Mas ela olhava para todos e abanava a cabeça; não escolhia nenhum; nenhum lhe agradava. Dizia que um tinha o nariz muito comprido, e que outro tinha as orelhas grandes ou pequenas demais, que aquêle tinha as pernas tortas, ou bôca de peixe, ou mãos de macaco, ou que o seu fato era feio. Enfim, nenhum lhe servia.

O pobre pai arrepelava-se todo de desespêro; já não sabia o que havia de fazer. Os pretendentes iam-se embora amuados ou furiosos dizendo que a culpa era do rei que educara mal a filha; e o rei já estava a ver que mais dia menos dia, aquêles senhores descontentes acabariam por lhe fazer guerra.

A princesa não se ralava.

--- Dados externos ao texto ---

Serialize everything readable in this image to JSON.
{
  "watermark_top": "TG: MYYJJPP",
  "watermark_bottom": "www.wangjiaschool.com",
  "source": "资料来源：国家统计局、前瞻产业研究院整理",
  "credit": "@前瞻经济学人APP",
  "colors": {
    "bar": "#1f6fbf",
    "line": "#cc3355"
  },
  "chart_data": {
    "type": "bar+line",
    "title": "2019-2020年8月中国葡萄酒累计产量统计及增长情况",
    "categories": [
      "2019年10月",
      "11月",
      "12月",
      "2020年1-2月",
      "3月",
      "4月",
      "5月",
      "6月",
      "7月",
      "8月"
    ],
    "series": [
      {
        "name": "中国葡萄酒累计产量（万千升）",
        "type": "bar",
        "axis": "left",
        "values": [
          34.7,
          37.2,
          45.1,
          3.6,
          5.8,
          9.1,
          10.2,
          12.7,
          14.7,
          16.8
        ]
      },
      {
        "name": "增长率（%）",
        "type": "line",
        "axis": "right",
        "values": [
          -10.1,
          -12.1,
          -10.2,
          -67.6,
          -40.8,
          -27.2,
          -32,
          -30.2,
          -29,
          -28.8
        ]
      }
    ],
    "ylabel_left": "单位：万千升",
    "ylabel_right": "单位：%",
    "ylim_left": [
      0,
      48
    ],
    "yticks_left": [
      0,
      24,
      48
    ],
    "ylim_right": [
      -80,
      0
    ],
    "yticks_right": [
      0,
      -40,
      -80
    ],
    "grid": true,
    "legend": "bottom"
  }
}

Não queria saber dos pretendentes para nada; não pensava em casar. Quando saía do salão onde estavam os reis, príncipes e grandes senhores, abanava a cabeça e dizia a rir: — nenhum, nenhum, nenhum! — e ia para o seu quarto, com as suas damas, e punha-se à janela a ver quem passava.

Ora um dia, estando ela assim à janela, viu passar no largo defronte do palácio, um rapaz que lhe pareceu a
 

A princesa viu passar um rapaz...

 
criatura mais linda que os seus olhos tinham enxergado.

Ia descalço, levava uns calções rotos, um gibão sujo e esfarrapado, uma gorra muito sebenta sôbre os cabelos esguedelhados, a cara e as mãos tôdas enfarruscadas. Devia ser algum miserável carregador do pôrto.

A princesa levantou-se e foi a correr pelas escadas abaixo. Saíu do portão do palácio que nem uma seta e, com as damas e aias espavoridas correndo atrás dela, foi ter com o tal rapaz.

— Anda comigo, — disse ela, — tu é que vais ser o meu noivo.

O carregador que era muito bruto, olhou para ela de revés e respondeu com mau modo:

— Não quero cá saber de cantigas. Deixe-me.

A princesa quis pegar-lhe na mão, mas êle virou-lhe as costas e seguiu o seu caminho a assobiar, como se não fôsse nada com êle.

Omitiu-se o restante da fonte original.